A bridge for “multicolor quantum networks”

The team found that the covariance matrix measurements agreed well with the values expected from numerical calculations for a six-part entangled system. What’s more, the experiments revealed that, up to a certain point, the degree of sideband entanglement could be improved by boosting the pump power. Above a certain power level, however, the beams become coupled with phonons in thermal reservoirs in the crystal, which introduces noise and degrades the level of entanglement. That problem, according to the team, should be surmountable by further cooling down the nonlinear crystal.

The entanglement of six optical modes from a single CW laser effectively doubles the three-part entanglement achieved in earlier OPO experiments. In principle, of course, the team’s experiments also show that no more than six optical modes can be entangled in an OPO system such as this—there are, after all, only three beams and six sidebands to work with.
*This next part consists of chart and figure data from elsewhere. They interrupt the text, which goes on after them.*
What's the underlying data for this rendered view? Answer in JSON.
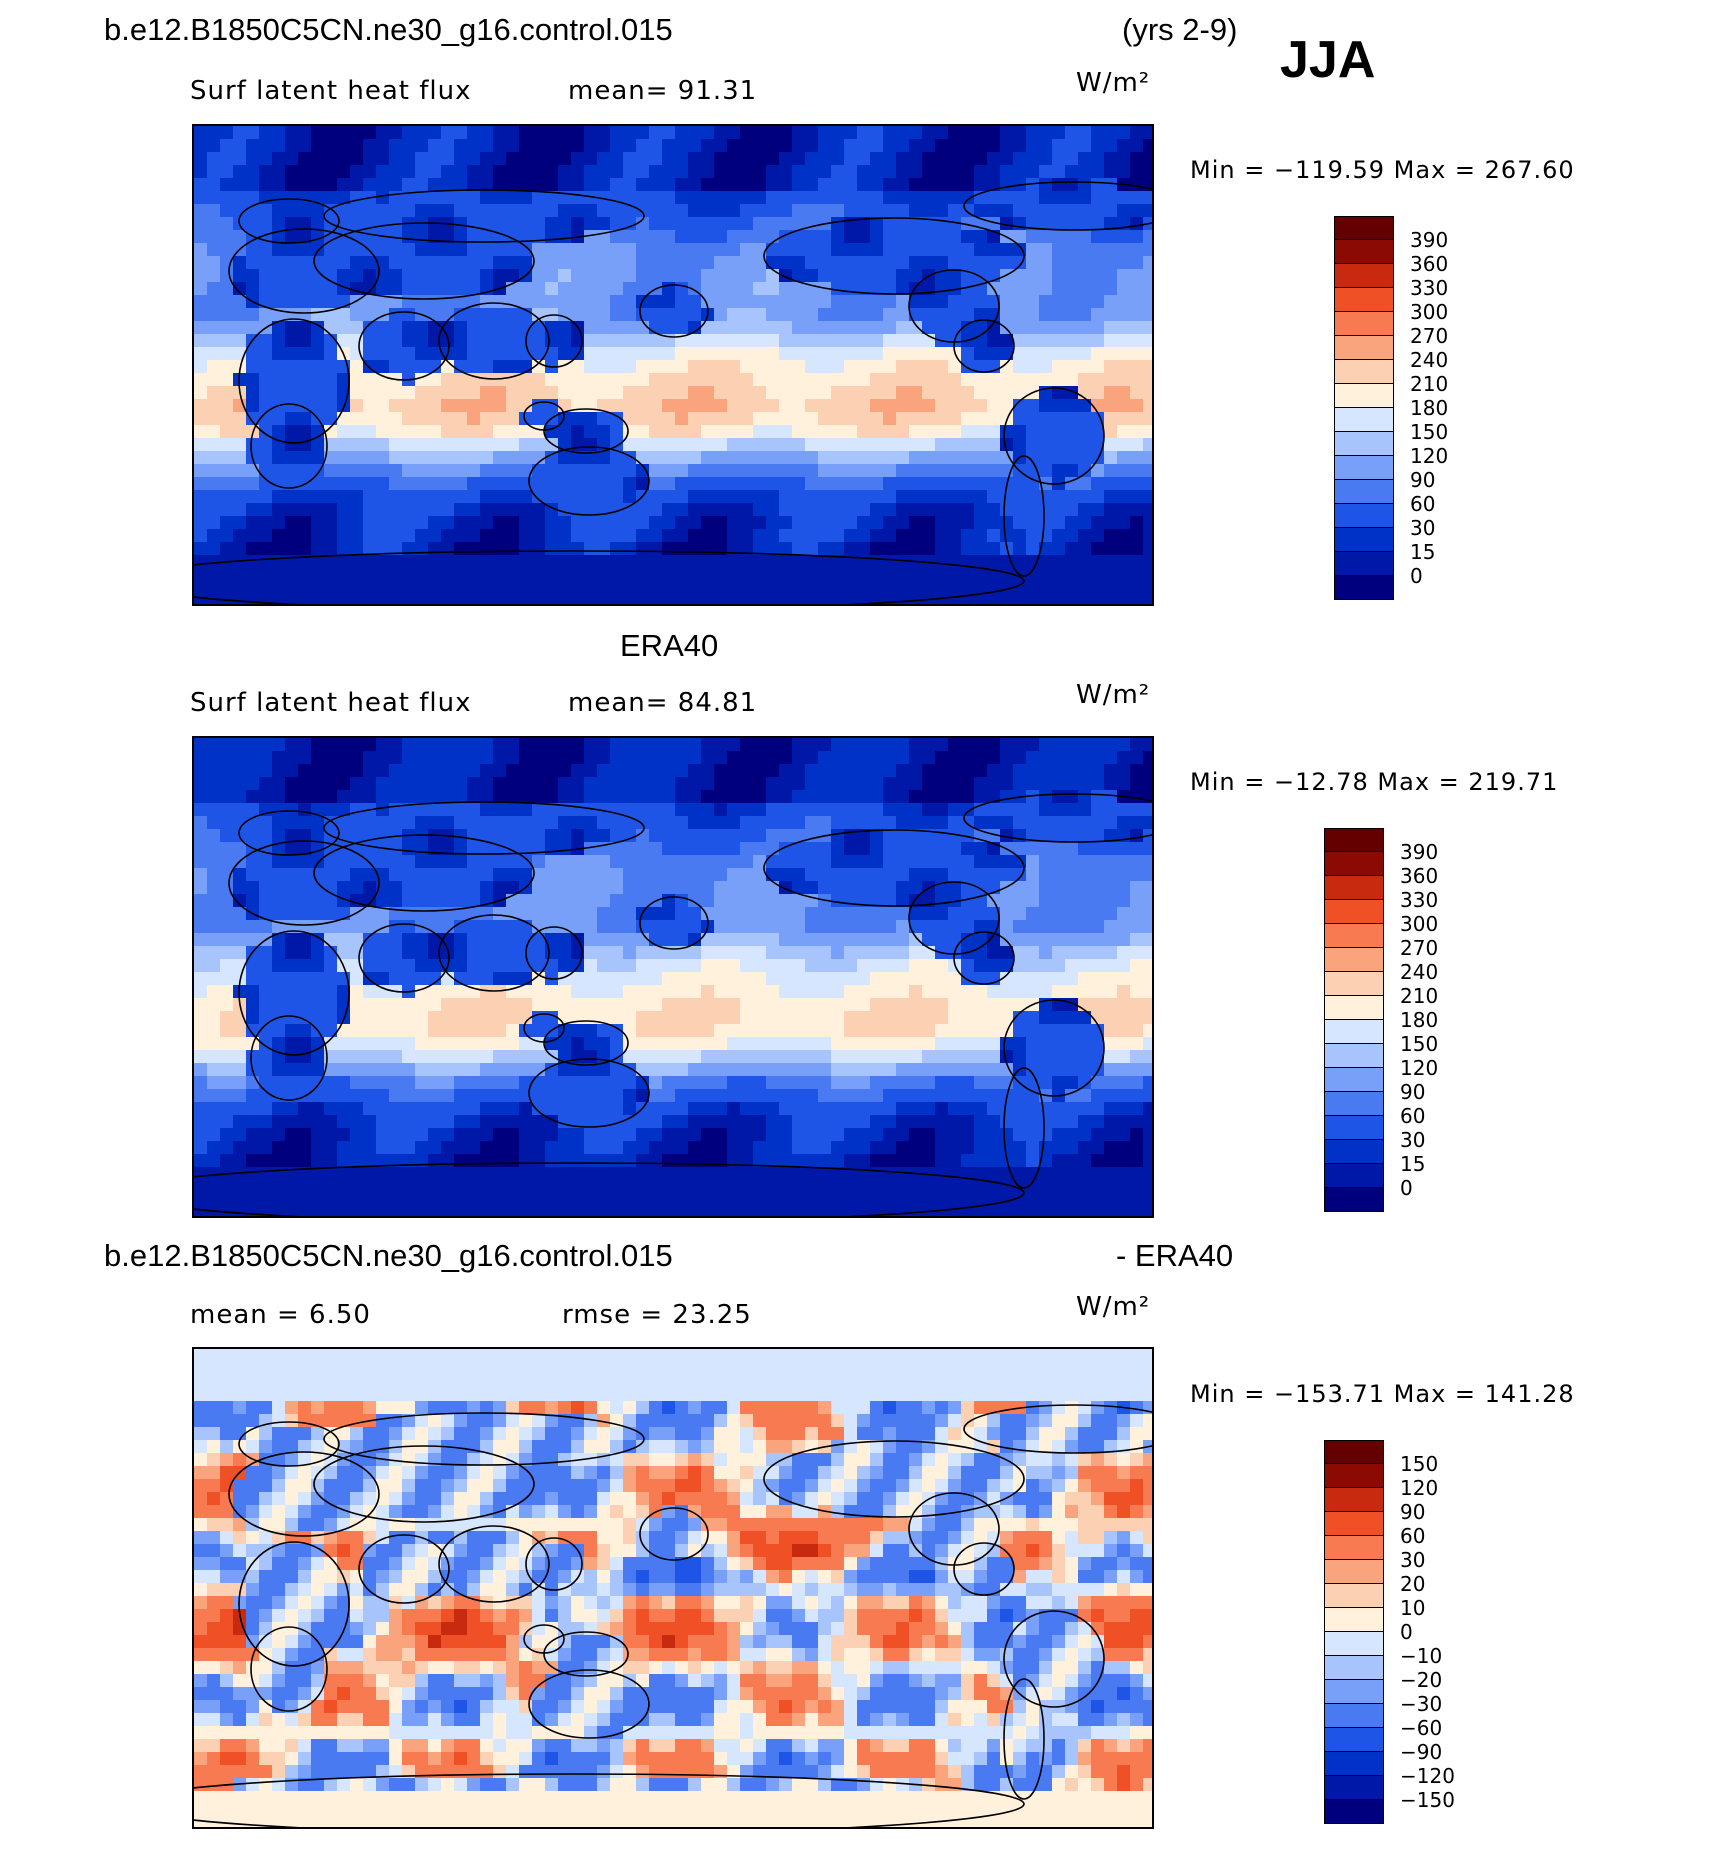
{
  "header": {
    "case_title": "b.e12.B1850C5CN.ne30_g16.control.015",
    "years": "(yrs 2-9)",
    "season": "JJA"
  },
  "panels": [
    {
      "id": "model",
      "subtitle_left": "Surf latent heat flux",
      "subtitle_mean": "mean=   91.31",
      "units": "W/m²",
      "minmax": "Min = −119.59 Max = 267.60",
      "colorbar_levels": [
        "390",
        "360",
        "330",
        "300",
        "270",
        "240",
        "210",
        "180",
        "150",
        "120",
        "90",
        "60",
        "30",
        "15",
        "0"
      ]
    },
    {
      "id": "obs",
      "title": "ERA40",
      "subtitle_left": "Surf latent heat flux",
      "subtitle_mean": "mean=   84.81",
      "units": "W/m²",
      "minmax": "Min = −12.78 Max = 219.71",
      "colorbar_levels": [
        "390",
        "360",
        "330",
        "300",
        "270",
        "240",
        "210",
        "180",
        "150",
        "120",
        "90",
        "60",
        "30",
        "15",
        "0"
      ]
    },
    {
      "id": "diff",
      "title_left": "b.e12.B1850C5CN.ne30_g16.control.015",
      "title_right": "- ERA40",
      "subtitle_mean": "mean =    6.50",
      "subtitle_rmse": "rmse =   23.25",
      "units": "W/m²",
      "minmax": "Min = −153.71 Max = 141.28",
      "colorbar_levels": [
        "150",
        "120",
        "90",
        "60",
        "30",
        "20",
        "10",
        "0",
        "−10",
        "−20",
        "−30",
        "−60",
        "−90",
        "−120",
        "−150"
      ]
    }
  ],
  "colors": {
    "abs_scale": [
      "#00007f",
      "#0018a8",
      "#0032c8",
      "#1e55e6",
      "#4a7af2",
      "#78a0f8",
      "#a8c4fc",
      "#d6e6fe",
      "#fff1dc",
      "#fcd0b2",
      "#f9a47c",
      "#f77a50",
      "#ef5026",
      "#c72a0e",
      "#8c0a04",
      "#640000"
    ],
    "diff_scale": [
      "#00007f",
      "#0018a8",
      "#0032c8",
      "#1e55e6",
      "#4a7af2",
      "#78a0f8",
      "#a8c4fc",
      "#d6e6fe",
      "#fff1dc",
      "#fcd0b2",
      "#f9a47c",
      "#f77a50",
      "#ef5026",
      "#c72a0e",
      "#8c0a04",
      "#640000"
    ]
  },
  "chart_data": [
    {
      "type": "heatmap",
      "title": "b.e12.B1850C5CN.ne30_g16.control.015",
      "variable": "Surf latent heat flux",
      "season": "JJA",
      "units": "W/m²",
      "mean": 91.31,
      "min": -119.59,
      "max": 267.6,
      "levels": [
        0,
        15,
        30,
        60,
        90,
        120,
        150,
        180,
        210,
        240,
        270,
        300,
        330,
        360,
        390
      ]
    },
    {
      "type": "heatmap",
      "title": "ERA40",
      "variable": "Surf latent heat flux",
      "season": "JJA",
      "units": "W/m²",
      "mean": 84.81,
      "min": -12.78,
      "max": 219.71,
      "levels": [
        0,
        15,
        30,
        60,
        90,
        120,
        150,
        180,
        210,
        240,
        270,
        300,
        330,
        360,
        390
      ]
    },
    {
      "type": "heatmap",
      "title": "b.e12.B1850C5CN.ne30_g16.control.015 - ERA40",
      "season": "JJA",
      "units": "W/m²",
      "mean": 6.5,
      "rmse": 23.25,
      "min": -153.71,
      "max": 141.28,
      "levels": [
        -150,
        -120,
        -90,
        -60,
        -30,
        -20,
        -10,
        0,
        10,
        20,
        30,
        60,
        90,
        120,
        150
      ]
    }
  ]
}
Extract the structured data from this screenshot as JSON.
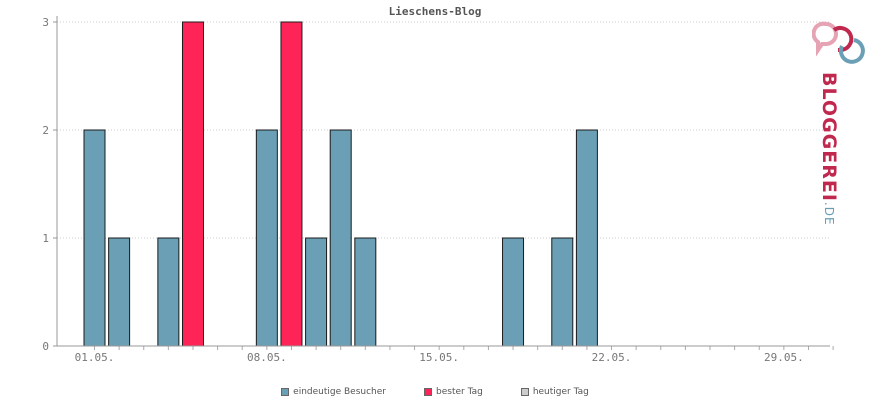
{
  "chart_data": {
    "type": "bar",
    "title": "Lieschens-Blog",
    "ylim": [
      0,
      3
    ],
    "y_ticks": [
      "0",
      "1",
      "2",
      "3"
    ],
    "x_tick_labels": [
      "01.05.",
      "08.05.",
      "15.05.",
      "22.05.",
      "29.05."
    ],
    "x_tick_days": [
      1,
      8,
      15,
      22,
      29
    ],
    "days": [
      1,
      2,
      3,
      4,
      5,
      6,
      7,
      8,
      9,
      10,
      11,
      12,
      13,
      14,
      15,
      16,
      17,
      18,
      19,
      20,
      21,
      22,
      23,
      24,
      25,
      26,
      27,
      28,
      29,
      30,
      31
    ],
    "series": [
      {
        "name": "eindeutige Besucher",
        "color": "#6a9fb5",
        "values": [
          2,
          1,
          0,
          1,
          0,
          0,
          0,
          2,
          0,
          1,
          2,
          1,
          0,
          0,
          0,
          0,
          0,
          1,
          0,
          1,
          2,
          0,
          0,
          0,
          0,
          0,
          0,
          0,
          0,
          0,
          0
        ]
      },
      {
        "name": "bester Tag",
        "color": "#ff2458",
        "values": [
          0,
          0,
          0,
          0,
          3,
          0,
          0,
          0,
          3,
          0,
          0,
          0,
          0,
          0,
          0,
          0,
          0,
          0,
          0,
          0,
          0,
          0,
          0,
          0,
          0,
          0,
          0,
          0,
          0,
          0,
          0
        ]
      },
      {
        "name": "heutiger Tag",
        "color": "#cccccc",
        "values": [
          0,
          0,
          0,
          0,
          0,
          0,
          0,
          0,
          0,
          0,
          0,
          0,
          0,
          0,
          0,
          0,
          0,
          0,
          0,
          0,
          0,
          0,
          0,
          0,
          0,
          0,
          0,
          0,
          0,
          0,
          0
        ]
      }
    ],
    "grid": true,
    "legend_position": "bottom"
  },
  "brand": {
    "name": "BLOGGEREI",
    "tld": ".DE"
  }
}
But the Brazilian group believes that putting together multiple OPO systems and lasers could enable them to entangle larger numbers of optical modes.

And, in the team’s view, the ability to do so—and to control the quantum states by tweaking the pump power—opens some interesting doors in the design of quantum information systems, and even the development of a future quantum internet. “Our platform allows for the generation of massive entanglement among many optical modes with well-defined but vastly different frequencies,” the authors conclude, “potentially bridging nodes of a multicolor quantum network.”